For visitors from Britain, M25 is an unfortunate name, recalling as it does their capital’s orbital motorway; but aside from being jam-packed, Tel Aviv’s and London’s versions have happily little in common. The Israeli M25 is a small restaurant in the noisy, cramped Ha’Carmel district, named for the distance – 25 metres – from the high-end butcher that supplies its meat. Starters like ara’yes, a juicy, charcoal-toasted pitta-half filled with a lamb kebab and pickled ox tongue and served with home-made horseradish sauce, embody the two prevailing elements of today’s Israeli cuisine: the staples of Middle Eastern cooking and the diversity of the Jewish diaspora – with, in the case of the pickled tongue, a cheeky nod to an Ashkenazi culinary heritage.
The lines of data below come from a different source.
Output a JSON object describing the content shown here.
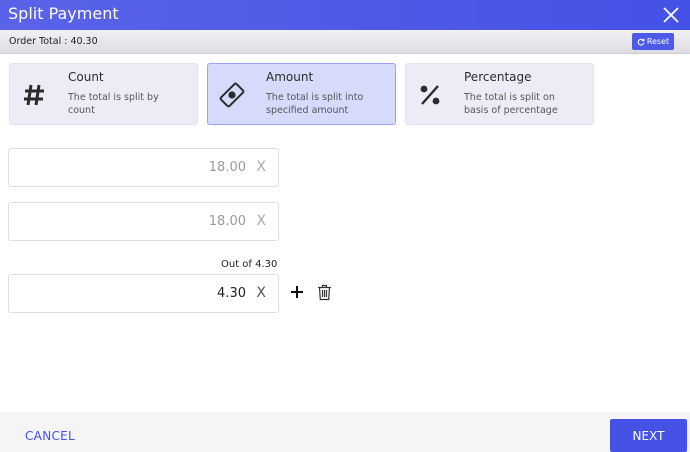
{
  "window": {
    "title": "Split Payment"
  },
  "header": {
    "order_total": "Order Total : 40.30",
    "reset_label": "Reset"
  },
  "split_modes": [
    {
      "title": "Count",
      "description": "The total is split by count",
      "icon": "hash-icon"
    },
    {
      "title": "Amount",
      "description": "The total is split into specified amount",
      "icon": "banknote-icon"
    },
    {
      "title": "Percentage",
      "description": "The total is split on basis of percentage",
      "icon": "percent-icon"
    }
  ],
  "selected_mode": "Amount",
  "amounts": [
    {
      "value": "18.00",
      "clear": "X"
    },
    {
      "value": "18.00",
      "clear": "X"
    },
    {
      "value": "4.30",
      "clear": "X"
    }
  ],
  "remaining_label": "Out of 4.30",
  "footer": {
    "cancel_label": "CANCEL",
    "next_label": "NEXT"
  },
  "colors": {
    "accent": "#4552e5",
    "selected_card": "#d7dbfb",
    "card": "#ececf6"
  }
}
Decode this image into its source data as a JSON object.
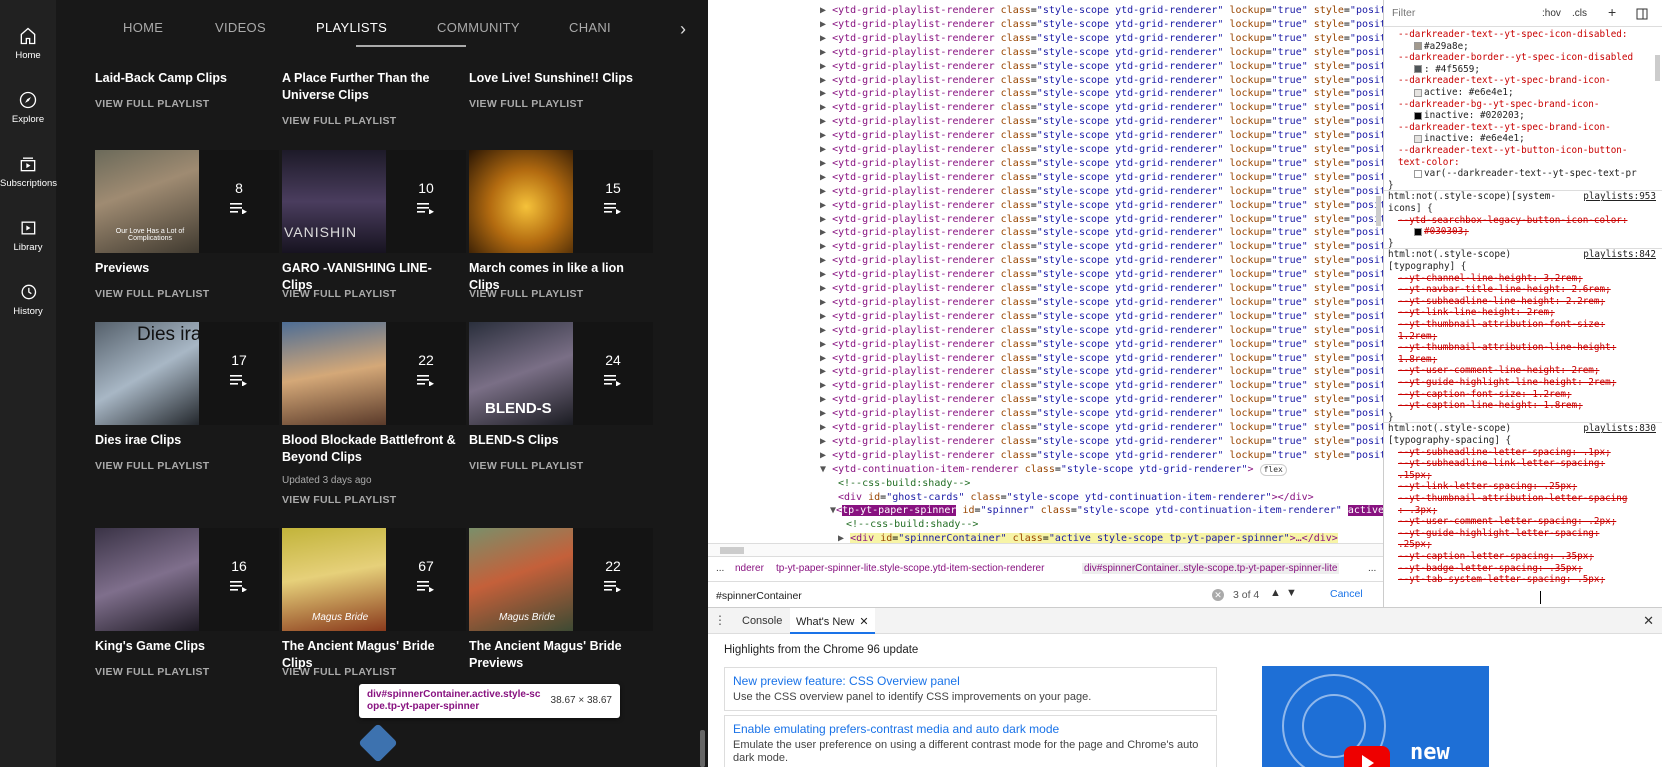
{
  "youtube": {
    "guide": [
      {
        "label": "Home",
        "icon": "home-icon"
      },
      {
        "label": "Explore",
        "icon": "compass-icon"
      },
      {
        "label": "Subscriptions",
        "icon": "subscriptions-icon"
      },
      {
        "label": "Library",
        "icon": "library-icon"
      },
      {
        "label": "History",
        "icon": "history-icon"
      }
    ],
    "tabs": [
      "HOME",
      "VIDEOS",
      "PLAYLISTS",
      "COMMUNITY",
      "CHANI"
    ],
    "selected_tab": "PLAYLISTS",
    "view_full": "VIEW FULL PLAYLIST",
    "playlists": [
      {
        "title": "Laid-Back Camp Clips",
        "count": "",
        "meta": ""
      },
      {
        "title": "A Place Further Than the Universe Clips",
        "count": "",
        "meta": ""
      },
      {
        "title": "Love Live! Sunshine!! Clips",
        "count": "",
        "meta": ""
      },
      {
        "title": "Previews",
        "count": "8",
        "meta": ""
      },
      {
        "title": "GARO -VANISHING LINE- Clips",
        "count": "10",
        "meta": ""
      },
      {
        "title": "March comes in like a lion Clips",
        "count": "15",
        "meta": ""
      },
      {
        "title": "Dies irae Clips",
        "count": "17",
        "meta": ""
      },
      {
        "title": "Blood Blockade Battlefront & Beyond Clips",
        "count": "22",
        "meta": "Updated 3 days ago"
      },
      {
        "title": "BLEND-S Clips",
        "count": "24",
        "meta": ""
      },
      {
        "title": "King's Game Clips",
        "count": "16",
        "meta": ""
      },
      {
        "title": "The Ancient Magus' Bride Clips",
        "count": "67",
        "meta": ""
      },
      {
        "title": "The Ancient Magus' Bride Previews",
        "count": "22",
        "meta": ""
      }
    ],
    "thumb_text": [
      "Our Love Has a Lot of Complications",
      "VANISHIN",
      "Dies irae",
      "BLEND-S",
      "Magus Bride",
      "Magus Bride"
    ],
    "tooltip": {
      "selector": "div#spinnerContainer.active.style-scope.tp-yt-paper-spinner",
      "size": "38.67 × 38.67"
    }
  },
  "devtools": {
    "elements": {
      "grid_line": {
        "tag": "ytd-grid-playlist-renderer",
        "class": "style-scope ytd-grid-renderer",
        "lockup": "true",
        "style": "positio"
      },
      "cont_line": {
        "tag": "ytd-continuation-item-renderer",
        "class": "style-scope ytd-grid-renderer",
        "badge": "flex"
      },
      "comment": "<!--css-build:shady-->",
      "ghost": {
        "id": "ghost-cards",
        "class": "style-scope ytd-continuation-item-renderer"
      },
      "spinner": {
        "tag": "tp-yt-paper-spinner",
        "id": "spinner",
        "class": "style-scope ytd-continuation-item-renderer",
        "attr": "active"
      },
      "container": {
        "id": "spinnerContainer",
        "class": "active  style-scope tp-yt-paper-spinner",
        "tail": ">…</div>"
      }
    },
    "breadcrumbs": [
      "...",
      "nderer",
      "tp-yt-paper-spinner-lite.style-scope.ytd-item-section-renderer",
      "div#spinnerContainer..style-scope.tp-yt-paper-spinner-lite",
      "..."
    ],
    "search": {
      "value": "#spinnerContainer",
      "match": "3 of 4",
      "cancel": "Cancel"
    },
    "styles": {
      "filter_placeholder": "Filter",
      "hov": ":hov",
      "cls": ".cls",
      "lines": [
        {
          "text": "--darkreader-text--yt-spec-icon-disabled:",
          "cls": "pn"
        },
        {
          "text": "#a29a8e;",
          "swatch": "#a29a8e"
        },
        {
          "text": "--darkreader-border--yt-spec-icon-disabled",
          "cls": "pn"
        },
        {
          "text": ": #4f5659;",
          "swatch": "#4f5659"
        },
        {
          "text": "--darkreader-text--yt-spec-brand-icon-",
          "cls": "pn"
        },
        {
          "text": "active: #e6e4e1;",
          "swatch": "#e6e4e1"
        },
        {
          "text": "--darkreader-bg--yt-spec-brand-icon-",
          "cls": "pn"
        },
        {
          "text": "inactive: #020203;",
          "swatch": "#020203"
        },
        {
          "text": "--darkreader-text--yt-spec-brand-icon-",
          "cls": "pn"
        },
        {
          "text": "inactive: #e6e4e1;",
          "swatch": "#e6e4e1"
        },
        {
          "text": "--darkreader-text--yt-button-icon-button-",
          "cls": "pn"
        },
        {
          "text": "text-color:",
          "cls": "pn"
        },
        {
          "text": "var(--darkreader-text--yt-spec-text-pr",
          "swatch": "#ffffff"
        },
        {
          "text": "}"
        },
        {
          "text": "html:not(.style-scope)[system-",
          "src": "playlists:953"
        },
        {
          "text": "icons] {"
        },
        {
          "text": "--ytd-searchbox-legacy-button-icon-color:",
          "strike": true
        },
        {
          "text": "#030303;",
          "strike": true,
          "swatch": "#030303"
        },
        {
          "text": "}"
        },
        {
          "text": "html:not(.style-scope)",
          "src": "playlists:842"
        },
        {
          "text": "[typography] {"
        },
        {
          "text": "--yt-channel-line-height: 3.2rem;",
          "strike": true
        },
        {
          "text": "--yt-navbar-title-line-height: 2.6rem;",
          "strike": true
        },
        {
          "text": "--yt-subheadline-line-height: 2.2rem;",
          "strike": true
        },
        {
          "text": "--yt-link-line-height: 2rem;",
          "strike": true
        },
        {
          "text": "--yt-thumbnail-attribution-font-size:",
          "strike": true
        },
        {
          "text": "1.2rem;",
          "strike": true
        },
        {
          "text": "--yt-thumbnail-attribution-line-height:",
          "strike": true
        },
        {
          "text": "1.8rem;",
          "strike": true
        },
        {
          "text": "--yt-user-comment-line-height: 2rem;",
          "strike": true
        },
        {
          "text": "--yt-guide-highlight-line-height: 2rem;",
          "strike": true
        },
        {
          "text": "--yt-caption-font-size: 1.2rem;",
          "strike": true
        },
        {
          "text": "--yt-caption-line-height: 1.8rem;",
          "strike": true
        },
        {
          "text": "}"
        },
        {
          "text": "html:not(.style-scope)",
          "src": "playlists:830"
        },
        {
          "text": "[typography-spacing] {"
        },
        {
          "text": "--yt-subheadline-letter-spacing: .1px;",
          "strike": true
        },
        {
          "text": "--yt-subheadline-link-letter-spacing:",
          "strike": true
        },
        {
          "text": ".15px;",
          "strike": true
        },
        {
          "text": "--yt-link-letter-spacing: .25px;",
          "strike": true
        },
        {
          "text": "--yt-thumbnail-attribution-letter-spacing",
          "strike": true
        },
        {
          "text": ": .3px;",
          "strike": true
        },
        {
          "text": "--yt-user-comment-letter-spacing: .2px;",
          "strike": true
        },
        {
          "text": "--yt-guide-highlight-letter-spacing:",
          "strike": true
        },
        {
          "text": ".25px;",
          "strike": true
        },
        {
          "text": "--yt-caption-letter-spacing: .35px;",
          "strike": true
        },
        {
          "text": "--yt-badge-letter-spacing: .35px;",
          "strike": true
        },
        {
          "text": "--yt-tab-system-letter-spacing: .5px;",
          "strike": true
        }
      ]
    },
    "drawer": {
      "tabs": [
        "Console",
        "What's New"
      ],
      "header": "Highlights from the Chrome 96 update",
      "cards": [
        {
          "title": "New preview feature: CSS Overview panel",
          "desc": "Use the CSS overview panel to identify CSS improvements on your page."
        },
        {
          "title": "Enable emulating prefers-contrast media and auto dark mode",
          "desc": "Emulate the user preference on using a different contrast mode for the page and Chrome's auto dark mode."
        }
      ],
      "promo_text": "new"
    }
  }
}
For nearly two decades, Tel Aviv’s restaurant scene seemed to be focused mainly on producing glitzy but ultimately underwhelming versions of what was available abroad. The gulf between hummus-chips-shwarma and air-freighted black miso cod seemed unbridgeable. But fortunately – for diners – economic downturns, allied with the success of Israeli cuisine and chefs such as Yotam Ottolenghi abroad, and the sophistication of well-travelled Tel-Avivians who are no longer impressed by wannabe Nobus, have led chefs back to their roots. In the city that famously “sprang from the sand”, roots can, of course, be interpreted in a liberal manner. M25, a meat-lovers’ mecca just south of the main financial district, is the most recent – and my favourite – iteration of what are called in Israel “market restaurants” and which are starting to pull in culinary tourists.

“With rising prices and a profit margin of under 10%, so many places have gone under,” explains Jonathan Borowitz, chef-owner of M25. The kitchen is in a converted market stall, and the diners sit by the meat-smoker in what was once a storage area. “This kind of place, with butcher’s paper on the tables but without three sizes of cutlery or any compromises on quality of products or preparation, makes economic sense and allows us to offer the best meat at reasonable prices.” Diners get to choose a particular cut from the glistening display, as well as the method of preparation. There are toothsome steaks, just about every flank of beef or lamb (most of Tel Aviv’s finest restaurants are not kosher, but there is a gesture here to Judaism in the absence of pork) and an almost obscene variety of offal, from testicles to brain. Salads, composed of produce from nearby stalls, are various so even vegetarians can leave satisfied.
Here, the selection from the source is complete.